> Have never been that frustated!!
We understand, it can be difficult to diagnose these things. My best advice for these things is to be methodical - when solving tricky problems like this, I grab a pencil and a notebook and start writing down everything I can. Sometimes the notes come in handy when trying to sift through data, but as often as not the important thing about having a lab notebook is the act of noting things itself.
Diagnosing these things remotely is hard too, so I'll be methodical in terms of trying to sort out some important details of what is happening for you.
> It just goes into Ghost 8.3 and all I could do there is to create an image locally, which obviously I can not.
Just to confirm, do you actually get to the point of trying to choose a session, or is the option to GhostCast not available to you?
If not, then there's some kind of problem with the network drivers; either they don't match your specific NIC, which can happen - the Broadcom design is licensed out widely and if you're working with a licensed variant then you may need manufacturer-specific drivers or something else along those lines. Basically, anything more you can tell us about the hardware you have will help.
From here on, I'll presume that you do get to enter a session name, and it fails to actually find the server.
When you enter a session name into Ghost, it begins by trying to find the server; it starts by sending out a multicast packet to try and find the GhostCast server that is hosting the session name. If that doesn't yield results, it tries to look for the session name using the WINS protocol, which is the same protocol used for workgroup machine name resolution. If you have a designated WINS nameserver on your network (advertised through DHCP) it asks that nameserver, otherwise the WINS protocol does a local network broadcast to find a nearby machine that has that name registered.
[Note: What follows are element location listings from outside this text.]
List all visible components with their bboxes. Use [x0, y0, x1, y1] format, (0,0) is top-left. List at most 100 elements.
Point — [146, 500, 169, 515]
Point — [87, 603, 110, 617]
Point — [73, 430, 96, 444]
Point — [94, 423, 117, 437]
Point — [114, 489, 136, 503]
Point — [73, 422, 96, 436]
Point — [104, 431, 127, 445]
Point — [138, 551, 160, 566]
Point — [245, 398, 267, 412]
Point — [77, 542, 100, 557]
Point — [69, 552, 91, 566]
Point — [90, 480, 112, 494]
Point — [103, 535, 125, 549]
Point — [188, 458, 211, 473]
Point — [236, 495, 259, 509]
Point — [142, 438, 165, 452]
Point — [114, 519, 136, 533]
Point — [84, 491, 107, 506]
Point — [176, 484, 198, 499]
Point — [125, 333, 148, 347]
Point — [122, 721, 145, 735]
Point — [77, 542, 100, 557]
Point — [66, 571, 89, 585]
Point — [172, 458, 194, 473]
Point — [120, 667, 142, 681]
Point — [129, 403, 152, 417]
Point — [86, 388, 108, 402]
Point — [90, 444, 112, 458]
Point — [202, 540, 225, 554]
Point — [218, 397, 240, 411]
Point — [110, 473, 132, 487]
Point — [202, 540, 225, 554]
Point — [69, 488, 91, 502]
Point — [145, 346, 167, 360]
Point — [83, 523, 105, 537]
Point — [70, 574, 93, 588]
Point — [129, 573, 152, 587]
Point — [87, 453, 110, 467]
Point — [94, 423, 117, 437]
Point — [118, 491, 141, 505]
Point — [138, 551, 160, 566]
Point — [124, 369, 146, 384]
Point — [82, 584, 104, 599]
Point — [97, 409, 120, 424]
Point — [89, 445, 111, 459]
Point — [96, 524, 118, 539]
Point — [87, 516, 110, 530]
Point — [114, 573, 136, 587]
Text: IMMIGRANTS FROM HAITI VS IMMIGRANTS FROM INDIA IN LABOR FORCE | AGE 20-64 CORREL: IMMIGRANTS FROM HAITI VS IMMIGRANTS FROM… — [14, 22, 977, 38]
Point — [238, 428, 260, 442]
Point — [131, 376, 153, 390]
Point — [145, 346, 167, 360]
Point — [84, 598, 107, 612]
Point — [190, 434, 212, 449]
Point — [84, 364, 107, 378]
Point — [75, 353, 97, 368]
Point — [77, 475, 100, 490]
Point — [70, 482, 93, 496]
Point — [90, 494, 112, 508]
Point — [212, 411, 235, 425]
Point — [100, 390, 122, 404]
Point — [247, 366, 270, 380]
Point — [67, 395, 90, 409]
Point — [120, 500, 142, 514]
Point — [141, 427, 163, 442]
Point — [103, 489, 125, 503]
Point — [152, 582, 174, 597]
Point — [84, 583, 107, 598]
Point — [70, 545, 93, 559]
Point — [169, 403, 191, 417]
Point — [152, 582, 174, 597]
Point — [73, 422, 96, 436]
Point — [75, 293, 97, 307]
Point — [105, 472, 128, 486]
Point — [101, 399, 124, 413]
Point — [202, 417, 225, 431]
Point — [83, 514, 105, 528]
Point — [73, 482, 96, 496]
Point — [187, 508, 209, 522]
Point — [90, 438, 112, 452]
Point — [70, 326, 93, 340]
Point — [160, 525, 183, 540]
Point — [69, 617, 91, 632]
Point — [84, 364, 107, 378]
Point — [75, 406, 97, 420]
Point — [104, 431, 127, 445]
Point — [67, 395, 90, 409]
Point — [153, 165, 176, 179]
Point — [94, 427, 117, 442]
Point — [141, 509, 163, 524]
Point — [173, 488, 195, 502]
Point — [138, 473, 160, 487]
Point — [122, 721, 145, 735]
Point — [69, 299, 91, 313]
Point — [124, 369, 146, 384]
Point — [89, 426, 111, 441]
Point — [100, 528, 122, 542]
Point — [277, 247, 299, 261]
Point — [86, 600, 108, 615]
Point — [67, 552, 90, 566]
So, if it can't find your GhostCast server quite a few things have to go wrong, and it can take a while to diagnose each one. For instance, you can use "nbtstat -n" on the machine running the GhostCast server application - once you have clicked the "Accept clients" button in that application is when it tries to register the session name, and the "nbtstat -n" command lets you confirm that it has (and that therefore, the client can use that method to find it).
Ultimately, the easiest way through this tends to be to do a packet capture using Wireshark on the GhostCast server machine, covering the time setting up the session on the GhostCast server (specifically, so it can see the multicast group and WINS name registration) and the client querying to try and find the server. You can send them to me for analysis, but the main thing I tend to look at is which query packets the client generates actually make it to the server machine, and how your switch is configured with respect to multicasting.
> The GhostCast server and client both on same segment.
Well, the "segment" is really a concept from the days of classic DIX coaxial Ethernet when a segment of coaxial cable supplied the "ether". Nowadays since almost all "Ethernet" networks are switched point-to-point twisted-pair links, I'd tend to assume that being on the same segment means being connected to ports on the same switch, and that your IP subnetting is probably set up so that the client and server reside on the same IP subnet.
What kind of switch do you have - it is managed, or unmanaged? Does it have multicast support explicitly disabled? Does it also explicitly disable the use of broadcast traffic on the local IP subnet?